Tolentino remembers when Bonnie, a mountain lion, came to the sanctuary he’s run with his wife for 22 years. Five years ago, the local police department in an Iowa town said it had to put down some malnourished animals found at a man’s house. The Tolentinos traveled to Iowa to take in the mountain lion. The owner said he fed and watered Bonnie once a week. He offered food to the Tolentinos – rotting food with maggots in it.
D&D Farm Animal Sanctuary now has more than 200 animals it helps. Tolentino said the idea is to nurture them back to health and release them into the wild. Not all the animals leave, such as the tigers, but many dogs, cats and chickens spend time at the sanctuary to heal. Sometimes, the state’s Department of Conservation brings the exotic animals to D&D for rehabilitation.

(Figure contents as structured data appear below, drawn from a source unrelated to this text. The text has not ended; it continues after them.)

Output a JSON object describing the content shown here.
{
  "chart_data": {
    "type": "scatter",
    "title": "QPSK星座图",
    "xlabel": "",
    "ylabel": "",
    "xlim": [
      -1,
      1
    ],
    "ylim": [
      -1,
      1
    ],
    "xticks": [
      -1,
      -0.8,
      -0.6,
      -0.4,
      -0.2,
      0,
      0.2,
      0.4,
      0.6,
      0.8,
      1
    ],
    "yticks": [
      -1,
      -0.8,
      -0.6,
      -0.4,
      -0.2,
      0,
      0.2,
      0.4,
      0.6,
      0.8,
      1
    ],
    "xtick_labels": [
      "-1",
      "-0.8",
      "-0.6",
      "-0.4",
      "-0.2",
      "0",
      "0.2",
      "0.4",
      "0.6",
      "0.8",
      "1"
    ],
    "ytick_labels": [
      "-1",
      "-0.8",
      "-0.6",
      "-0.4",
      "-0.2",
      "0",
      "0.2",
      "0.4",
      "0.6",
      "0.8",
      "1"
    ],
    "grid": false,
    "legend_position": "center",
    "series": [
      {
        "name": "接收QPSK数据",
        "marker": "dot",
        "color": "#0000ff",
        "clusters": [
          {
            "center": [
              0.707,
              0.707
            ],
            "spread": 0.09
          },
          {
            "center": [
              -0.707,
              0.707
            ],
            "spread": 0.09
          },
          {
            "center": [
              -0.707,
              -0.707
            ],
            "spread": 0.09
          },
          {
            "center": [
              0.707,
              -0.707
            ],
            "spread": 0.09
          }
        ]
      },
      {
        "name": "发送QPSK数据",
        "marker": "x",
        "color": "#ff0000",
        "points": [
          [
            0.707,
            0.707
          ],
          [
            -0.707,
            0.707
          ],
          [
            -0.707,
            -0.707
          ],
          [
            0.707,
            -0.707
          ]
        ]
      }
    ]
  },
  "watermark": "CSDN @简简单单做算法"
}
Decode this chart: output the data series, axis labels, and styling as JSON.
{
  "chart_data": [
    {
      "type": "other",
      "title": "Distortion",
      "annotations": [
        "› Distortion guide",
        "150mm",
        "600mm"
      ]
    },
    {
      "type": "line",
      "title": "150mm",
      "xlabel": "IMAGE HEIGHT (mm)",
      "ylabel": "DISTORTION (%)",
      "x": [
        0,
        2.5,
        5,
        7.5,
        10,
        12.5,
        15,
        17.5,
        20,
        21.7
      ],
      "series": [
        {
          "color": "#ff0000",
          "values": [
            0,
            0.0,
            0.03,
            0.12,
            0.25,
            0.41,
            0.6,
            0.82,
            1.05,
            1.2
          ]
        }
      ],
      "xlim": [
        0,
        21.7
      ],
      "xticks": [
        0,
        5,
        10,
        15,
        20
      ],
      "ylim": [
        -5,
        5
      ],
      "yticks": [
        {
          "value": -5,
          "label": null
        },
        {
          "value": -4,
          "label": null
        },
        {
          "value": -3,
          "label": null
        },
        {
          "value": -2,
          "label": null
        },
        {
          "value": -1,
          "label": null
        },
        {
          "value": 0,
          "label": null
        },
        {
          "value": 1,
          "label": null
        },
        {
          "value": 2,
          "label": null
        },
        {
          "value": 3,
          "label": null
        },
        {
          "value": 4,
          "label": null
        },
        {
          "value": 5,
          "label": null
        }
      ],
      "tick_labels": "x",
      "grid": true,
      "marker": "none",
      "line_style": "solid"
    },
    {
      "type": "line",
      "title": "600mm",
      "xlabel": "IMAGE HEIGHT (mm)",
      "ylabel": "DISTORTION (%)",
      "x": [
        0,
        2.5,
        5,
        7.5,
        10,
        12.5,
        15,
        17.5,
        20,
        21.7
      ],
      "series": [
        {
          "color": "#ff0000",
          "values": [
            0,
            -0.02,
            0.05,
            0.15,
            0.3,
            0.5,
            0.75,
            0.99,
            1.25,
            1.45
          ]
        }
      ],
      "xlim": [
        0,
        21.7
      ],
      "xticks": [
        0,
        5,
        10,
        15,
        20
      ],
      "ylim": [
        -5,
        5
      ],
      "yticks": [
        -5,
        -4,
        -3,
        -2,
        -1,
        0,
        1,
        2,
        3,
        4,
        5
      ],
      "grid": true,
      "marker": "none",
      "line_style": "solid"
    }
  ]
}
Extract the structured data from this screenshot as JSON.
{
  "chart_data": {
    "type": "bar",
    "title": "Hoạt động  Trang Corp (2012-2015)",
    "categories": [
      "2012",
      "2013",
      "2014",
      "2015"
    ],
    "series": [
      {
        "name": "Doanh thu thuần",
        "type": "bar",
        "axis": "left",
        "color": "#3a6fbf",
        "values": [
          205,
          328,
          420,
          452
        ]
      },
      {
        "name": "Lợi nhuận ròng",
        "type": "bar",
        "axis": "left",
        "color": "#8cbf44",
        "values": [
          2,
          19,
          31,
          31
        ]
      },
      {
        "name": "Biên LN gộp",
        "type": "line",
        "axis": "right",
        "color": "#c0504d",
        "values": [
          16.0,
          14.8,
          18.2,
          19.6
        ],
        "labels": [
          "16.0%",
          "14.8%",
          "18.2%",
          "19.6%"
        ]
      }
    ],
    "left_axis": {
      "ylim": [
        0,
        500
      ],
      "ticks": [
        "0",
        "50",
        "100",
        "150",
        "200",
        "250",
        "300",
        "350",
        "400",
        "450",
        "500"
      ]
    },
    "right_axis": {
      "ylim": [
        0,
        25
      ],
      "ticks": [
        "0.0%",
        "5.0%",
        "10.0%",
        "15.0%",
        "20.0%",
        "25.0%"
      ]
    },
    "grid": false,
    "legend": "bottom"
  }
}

“People ask us, they say, ‘How do you release them? They’re so cute, you want to keep them,'” Tolentino said. “And the big thing with wildlife rehabilitation is, you release them because they belong in the wild.”
For eight hours out of the year, people can admire the animals as part of two fundraisers. The sanctuary is open four hours in the fall and four hours in the spring. The money helps pay for the liability insurance, a cost around $6,000 a year, as well as any supplies needed. The sanctuary also takes volunteers and accepts donations.
Tolentino said caring for tigers and lions is a dangerous job that many find they can’t handle when they begin it. The animals are still, by nature, wild animals, and take training to remain docile around humans.
“It’s like someone loving to skydive,” Tolentino said. “I like to work with lions and tigers and mountain lions. You have to love it in order to do it. But you also have to know your limitations with certain animals.
“It’s like raising kids. You don’t want the kids there forever in your life. You want to give them a helping hand ’til they’re old enough to handle their own lives.”
Deb and Dale have ambitions to visit their kid, as well. Their son lives in New Hampshire, a retired Navy SEAL and aspiring nurse practitioner. But there’s the farm. The Tolentinos have taken one vacation in 42 years of marriage. Dale, a former Navy serviceman himself, retired from the U.S. Postal Service a few weeks ago. Deb works part time at a veterinary clinic. Dale Tolentino said he needs to figure out who will watch the sanctuary for the week and a half he hopes to take away, and decide how to pay for the drive there.
One volunteer said animal feed, of any kind, is always in high demand at the sanctuary. The large cats especially eat raw meat, and the sanctuary accepts deer meat hunters bring in. Plywood, as well, helps the sanctuary build bigger and taller pens to maintain the guidelines the USDA sets for housing animals such as tigers and lions.
But Dale Tolentino will never ask anyone for those supplies.
“We’re not good at asking for things,” Tolentino said.